What Is a MERP and How Does It Work?
A MERP, or Medical Expense Reimbursement Plan, is an employer-sponsored benefit plan that helps employees cover eligible medical expenses. It is a type of reimbursement plan that allows employees to receive reimbursement for out-of-pocket medical costs incurred during the plan year.
In a MERP, the employer establishes the plan and sets the rules and guidelines for eligible expenses and reimbursement. Employees contribute to the plan through pre-tax payroll deductions, reducing their taxable income. When employees incur medical expenses, they submit claims along with supporting documentation to the plan administrator for reimbursement.
The plan administrator, such as The Difference Card, reviews the claims to ensure they meet the criteria outlined in the plan documents. Once approved, eligible expenses are reimbursed to the employee according to the reimbursement process specified in the plan.
Additionally, some services like copays can be swiped directly at the doctor’s office on the employee’s Difference Card Mastercard.
MERPs typically cover a wide range of medical expenses, including doctor’s visits, hospital services, prescription medications, and other healthcare-related costs. However, it is important to note that specific expenses and reimbursement limits may vary depending on the plan design.

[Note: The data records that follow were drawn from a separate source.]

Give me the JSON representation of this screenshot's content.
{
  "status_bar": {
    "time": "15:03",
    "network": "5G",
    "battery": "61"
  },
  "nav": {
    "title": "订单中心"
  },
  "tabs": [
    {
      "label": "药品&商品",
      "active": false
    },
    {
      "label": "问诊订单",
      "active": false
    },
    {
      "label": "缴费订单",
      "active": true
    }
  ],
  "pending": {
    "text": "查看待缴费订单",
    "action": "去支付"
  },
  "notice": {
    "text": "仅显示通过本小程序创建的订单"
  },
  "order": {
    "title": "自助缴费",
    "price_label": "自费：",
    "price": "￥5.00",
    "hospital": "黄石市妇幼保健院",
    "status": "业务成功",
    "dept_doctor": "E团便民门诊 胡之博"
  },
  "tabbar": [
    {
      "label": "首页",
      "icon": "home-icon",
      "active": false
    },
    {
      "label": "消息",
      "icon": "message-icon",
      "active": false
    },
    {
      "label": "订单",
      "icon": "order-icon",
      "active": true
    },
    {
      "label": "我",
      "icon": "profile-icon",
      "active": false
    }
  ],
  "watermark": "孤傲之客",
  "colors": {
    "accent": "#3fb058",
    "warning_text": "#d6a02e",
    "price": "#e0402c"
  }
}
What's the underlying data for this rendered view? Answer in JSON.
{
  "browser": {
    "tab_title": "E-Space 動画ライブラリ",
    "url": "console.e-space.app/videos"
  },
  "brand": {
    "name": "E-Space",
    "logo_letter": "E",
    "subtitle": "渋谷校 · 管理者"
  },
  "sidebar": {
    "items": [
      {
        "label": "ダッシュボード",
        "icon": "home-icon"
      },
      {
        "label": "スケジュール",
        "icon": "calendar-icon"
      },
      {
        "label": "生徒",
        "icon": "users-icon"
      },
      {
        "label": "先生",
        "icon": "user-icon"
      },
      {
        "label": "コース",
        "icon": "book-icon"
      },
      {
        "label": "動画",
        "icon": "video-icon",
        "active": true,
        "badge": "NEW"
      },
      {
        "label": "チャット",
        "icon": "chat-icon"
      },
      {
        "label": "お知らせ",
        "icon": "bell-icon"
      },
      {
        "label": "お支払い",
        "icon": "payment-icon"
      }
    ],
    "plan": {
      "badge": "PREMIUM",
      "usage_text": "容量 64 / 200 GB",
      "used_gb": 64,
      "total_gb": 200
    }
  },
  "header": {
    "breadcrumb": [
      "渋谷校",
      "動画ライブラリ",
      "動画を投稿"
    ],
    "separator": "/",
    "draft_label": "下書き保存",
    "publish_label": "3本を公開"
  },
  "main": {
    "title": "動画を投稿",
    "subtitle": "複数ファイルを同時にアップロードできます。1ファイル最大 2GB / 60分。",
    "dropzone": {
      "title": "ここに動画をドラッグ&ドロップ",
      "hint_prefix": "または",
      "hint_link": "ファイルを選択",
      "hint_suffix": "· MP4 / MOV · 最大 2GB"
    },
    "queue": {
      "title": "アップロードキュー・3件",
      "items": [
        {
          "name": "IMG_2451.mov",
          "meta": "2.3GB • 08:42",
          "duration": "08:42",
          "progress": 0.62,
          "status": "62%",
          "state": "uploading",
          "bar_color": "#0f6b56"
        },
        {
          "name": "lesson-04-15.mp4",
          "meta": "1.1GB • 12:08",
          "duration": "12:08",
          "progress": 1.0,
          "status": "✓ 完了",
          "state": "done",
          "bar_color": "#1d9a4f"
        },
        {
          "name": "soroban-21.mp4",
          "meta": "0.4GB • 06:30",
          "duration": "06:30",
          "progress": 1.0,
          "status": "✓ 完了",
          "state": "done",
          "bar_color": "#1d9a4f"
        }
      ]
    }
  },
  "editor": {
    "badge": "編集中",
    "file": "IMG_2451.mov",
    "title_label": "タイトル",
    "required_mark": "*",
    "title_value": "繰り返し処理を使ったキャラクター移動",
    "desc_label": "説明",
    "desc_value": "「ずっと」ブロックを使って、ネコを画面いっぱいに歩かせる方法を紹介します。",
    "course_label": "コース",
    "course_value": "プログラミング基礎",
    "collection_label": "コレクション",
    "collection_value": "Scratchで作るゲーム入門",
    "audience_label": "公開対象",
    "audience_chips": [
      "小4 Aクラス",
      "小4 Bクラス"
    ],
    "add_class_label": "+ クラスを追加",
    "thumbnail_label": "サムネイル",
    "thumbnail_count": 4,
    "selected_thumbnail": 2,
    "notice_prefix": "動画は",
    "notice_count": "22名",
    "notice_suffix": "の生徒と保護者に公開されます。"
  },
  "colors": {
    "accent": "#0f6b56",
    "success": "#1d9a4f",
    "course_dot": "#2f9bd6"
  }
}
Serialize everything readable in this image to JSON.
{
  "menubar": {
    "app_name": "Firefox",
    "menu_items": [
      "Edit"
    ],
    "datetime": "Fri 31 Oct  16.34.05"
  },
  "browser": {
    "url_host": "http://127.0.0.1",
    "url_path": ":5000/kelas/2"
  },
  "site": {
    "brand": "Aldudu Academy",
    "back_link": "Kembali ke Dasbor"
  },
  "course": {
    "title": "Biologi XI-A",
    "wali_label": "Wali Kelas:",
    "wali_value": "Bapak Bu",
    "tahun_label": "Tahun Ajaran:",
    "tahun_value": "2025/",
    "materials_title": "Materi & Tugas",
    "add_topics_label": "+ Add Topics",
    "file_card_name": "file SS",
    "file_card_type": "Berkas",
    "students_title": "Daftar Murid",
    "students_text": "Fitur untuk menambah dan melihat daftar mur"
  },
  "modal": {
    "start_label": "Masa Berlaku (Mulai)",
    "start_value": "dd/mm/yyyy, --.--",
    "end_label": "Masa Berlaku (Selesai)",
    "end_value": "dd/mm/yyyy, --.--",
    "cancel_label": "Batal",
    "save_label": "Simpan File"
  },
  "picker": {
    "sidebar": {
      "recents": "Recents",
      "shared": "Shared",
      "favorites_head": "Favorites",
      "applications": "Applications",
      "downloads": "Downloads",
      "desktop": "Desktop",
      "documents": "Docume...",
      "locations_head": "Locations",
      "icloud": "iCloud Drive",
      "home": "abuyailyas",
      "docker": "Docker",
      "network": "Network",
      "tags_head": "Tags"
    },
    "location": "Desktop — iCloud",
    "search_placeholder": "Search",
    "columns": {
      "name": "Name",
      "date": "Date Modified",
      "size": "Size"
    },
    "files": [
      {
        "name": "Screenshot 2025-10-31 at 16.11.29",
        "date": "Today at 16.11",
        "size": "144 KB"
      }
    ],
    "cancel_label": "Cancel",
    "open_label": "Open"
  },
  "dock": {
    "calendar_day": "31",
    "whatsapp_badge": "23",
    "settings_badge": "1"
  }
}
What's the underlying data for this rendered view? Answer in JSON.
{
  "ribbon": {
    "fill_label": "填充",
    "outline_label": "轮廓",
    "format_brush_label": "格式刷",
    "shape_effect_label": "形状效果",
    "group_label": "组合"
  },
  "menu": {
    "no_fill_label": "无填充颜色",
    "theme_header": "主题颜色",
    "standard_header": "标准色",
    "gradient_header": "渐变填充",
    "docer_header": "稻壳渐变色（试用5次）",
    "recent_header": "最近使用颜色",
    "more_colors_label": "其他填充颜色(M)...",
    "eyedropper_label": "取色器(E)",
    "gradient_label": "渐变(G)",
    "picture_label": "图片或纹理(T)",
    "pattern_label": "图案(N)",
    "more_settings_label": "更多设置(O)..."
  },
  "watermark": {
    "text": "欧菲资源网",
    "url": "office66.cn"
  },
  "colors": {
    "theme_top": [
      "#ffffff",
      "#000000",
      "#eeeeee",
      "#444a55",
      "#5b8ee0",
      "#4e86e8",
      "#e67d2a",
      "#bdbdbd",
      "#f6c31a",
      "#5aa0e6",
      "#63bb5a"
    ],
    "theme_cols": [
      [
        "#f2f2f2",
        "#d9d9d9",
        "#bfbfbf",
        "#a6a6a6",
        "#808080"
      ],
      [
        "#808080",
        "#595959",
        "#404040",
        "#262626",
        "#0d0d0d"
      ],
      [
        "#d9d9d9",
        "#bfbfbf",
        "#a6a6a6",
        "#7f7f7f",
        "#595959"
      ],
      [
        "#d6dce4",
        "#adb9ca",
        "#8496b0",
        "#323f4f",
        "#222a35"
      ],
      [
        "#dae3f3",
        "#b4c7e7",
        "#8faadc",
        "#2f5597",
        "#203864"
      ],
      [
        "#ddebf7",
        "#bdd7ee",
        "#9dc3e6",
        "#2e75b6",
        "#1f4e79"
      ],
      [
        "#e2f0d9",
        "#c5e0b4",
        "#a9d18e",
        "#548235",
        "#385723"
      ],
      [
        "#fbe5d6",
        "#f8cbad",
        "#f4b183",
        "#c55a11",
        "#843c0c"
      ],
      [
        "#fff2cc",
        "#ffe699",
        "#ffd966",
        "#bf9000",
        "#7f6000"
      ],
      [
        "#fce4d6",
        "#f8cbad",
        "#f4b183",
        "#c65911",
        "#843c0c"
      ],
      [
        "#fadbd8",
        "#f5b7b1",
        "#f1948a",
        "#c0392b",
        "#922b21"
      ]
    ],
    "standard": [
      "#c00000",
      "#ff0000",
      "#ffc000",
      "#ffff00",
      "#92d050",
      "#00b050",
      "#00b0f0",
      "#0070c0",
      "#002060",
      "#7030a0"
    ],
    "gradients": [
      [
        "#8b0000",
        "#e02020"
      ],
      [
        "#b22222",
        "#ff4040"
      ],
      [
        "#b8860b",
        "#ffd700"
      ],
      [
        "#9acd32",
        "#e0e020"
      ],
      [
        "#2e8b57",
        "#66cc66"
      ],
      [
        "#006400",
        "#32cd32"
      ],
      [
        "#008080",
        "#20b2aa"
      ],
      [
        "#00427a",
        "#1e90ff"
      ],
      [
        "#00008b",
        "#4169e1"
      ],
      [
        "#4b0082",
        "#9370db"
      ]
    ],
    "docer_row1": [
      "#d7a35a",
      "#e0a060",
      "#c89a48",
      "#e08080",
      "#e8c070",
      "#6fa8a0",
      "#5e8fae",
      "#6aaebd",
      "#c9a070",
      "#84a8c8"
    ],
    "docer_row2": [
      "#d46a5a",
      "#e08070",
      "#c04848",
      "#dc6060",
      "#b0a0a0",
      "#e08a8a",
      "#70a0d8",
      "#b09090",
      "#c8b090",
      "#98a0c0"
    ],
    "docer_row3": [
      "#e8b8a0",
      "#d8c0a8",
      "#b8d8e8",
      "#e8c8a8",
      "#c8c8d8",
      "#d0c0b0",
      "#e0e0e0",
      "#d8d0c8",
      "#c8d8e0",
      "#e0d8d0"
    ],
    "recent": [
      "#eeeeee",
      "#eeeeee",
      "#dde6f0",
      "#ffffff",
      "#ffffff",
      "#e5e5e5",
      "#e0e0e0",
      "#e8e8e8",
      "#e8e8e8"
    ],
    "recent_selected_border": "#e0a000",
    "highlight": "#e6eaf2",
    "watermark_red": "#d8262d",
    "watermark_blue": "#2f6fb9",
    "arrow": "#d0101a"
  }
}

Employers have flexibility in designing the MERP to suit their needs. They can determine the contribution amounts, establish guidelines for eligible expenses, and choose the reimbursement process that aligns with their administrative capabilities.
MERPs are subject to compliance with applicable regulations, such as the Internal Revenue Code and the Employee Retirement Income Security Act (ERISA). Employers must ensure that the plan meets the necessary legal requirements to maintain its tax-favored status. The Difference Card offers complimentary compliance services to support clients and protect them from penalties.